No one likes a grumbler, and I don't like to be the one bearing bad news. It's kind of negative, and negativity sticks to you like mud on your boots or cat hairs on your suit. But it's a requirement of a good wine critic to criticize on occasion, or at least to report on the odd wine that didn't hit the spot.
Today it's the turn of two South Africans. I guess my expectations were high for both, which is why I was a little disappointed. It's not that they're rubbish wines.
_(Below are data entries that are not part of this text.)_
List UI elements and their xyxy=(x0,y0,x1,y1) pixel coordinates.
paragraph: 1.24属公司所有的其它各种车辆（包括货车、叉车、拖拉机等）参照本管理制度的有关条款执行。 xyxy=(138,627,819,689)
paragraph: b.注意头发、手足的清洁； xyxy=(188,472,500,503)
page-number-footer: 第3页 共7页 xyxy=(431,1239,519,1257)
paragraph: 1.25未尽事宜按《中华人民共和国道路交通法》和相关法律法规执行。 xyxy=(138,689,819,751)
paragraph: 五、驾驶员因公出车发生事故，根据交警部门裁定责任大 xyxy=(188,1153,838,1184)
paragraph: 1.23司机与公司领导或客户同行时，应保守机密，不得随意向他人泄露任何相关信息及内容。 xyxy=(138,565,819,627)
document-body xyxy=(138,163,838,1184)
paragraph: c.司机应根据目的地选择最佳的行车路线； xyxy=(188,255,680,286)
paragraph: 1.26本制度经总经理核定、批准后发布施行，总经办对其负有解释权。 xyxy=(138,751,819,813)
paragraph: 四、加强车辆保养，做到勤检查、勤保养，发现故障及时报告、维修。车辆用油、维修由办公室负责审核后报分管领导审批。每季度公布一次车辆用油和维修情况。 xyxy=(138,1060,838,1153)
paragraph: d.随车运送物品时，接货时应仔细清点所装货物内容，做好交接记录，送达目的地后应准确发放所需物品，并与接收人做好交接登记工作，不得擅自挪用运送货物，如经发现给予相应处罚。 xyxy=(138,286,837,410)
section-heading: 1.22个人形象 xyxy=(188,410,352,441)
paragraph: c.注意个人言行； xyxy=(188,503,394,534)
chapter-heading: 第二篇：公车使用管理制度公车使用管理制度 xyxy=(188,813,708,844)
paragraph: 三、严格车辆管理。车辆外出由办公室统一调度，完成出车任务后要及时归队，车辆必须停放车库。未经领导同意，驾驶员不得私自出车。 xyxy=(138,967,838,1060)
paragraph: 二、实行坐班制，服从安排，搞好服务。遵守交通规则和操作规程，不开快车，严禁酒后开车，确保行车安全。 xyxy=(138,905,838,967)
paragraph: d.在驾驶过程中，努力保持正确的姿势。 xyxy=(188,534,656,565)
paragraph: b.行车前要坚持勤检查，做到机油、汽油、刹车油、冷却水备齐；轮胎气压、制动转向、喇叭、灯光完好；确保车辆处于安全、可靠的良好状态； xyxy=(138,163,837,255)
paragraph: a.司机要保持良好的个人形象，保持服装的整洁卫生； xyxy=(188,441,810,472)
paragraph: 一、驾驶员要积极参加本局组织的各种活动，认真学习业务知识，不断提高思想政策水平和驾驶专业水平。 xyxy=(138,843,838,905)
First, Flagstone's The Last Word 2002, a Port-style fortified red made from a range of varieties including Mourvedre and a little bit of Sousao (a Portuguese teinturier variety, with red flesh as well as skins). It's spoiled by a green streak hiding among the sweet red and black fruits. Overall, the wine just lacks impact. I bought this for £7.49 in and Oddbins sale (normally £12.99), and it's disappointing. I met Bruce Jack in December at Flagstone, and I really liked what he was up to; I suppose everyone is allowed an off-day.
Second, the Engelbrecht Els 2003 Western Cape. From winemaker Louis Strydom (who used to make the Saxenberg wines, if I recall correctly), this is a blend of 55% Cabernet Sauvignon, 21% Shiraz, 4% Merlot, 9% Petit Verdot, 2% Cabernet Franc and 9% Malbec. It's a substantial, structured and rather split-personality sort of wine. On the one hand we have very ripe dark fruits (with a bit of sweetness); on the other we have a bit of greenness, along with firm, spicy tannins. It's as if the extreme ripeness is being countered by a bit of unripeness, and the result isn't totally convincing. Great concentration, though, but I'd expect more for the £20 this wine retails for.
There you go. I'll be back with more positive news soon, I hope.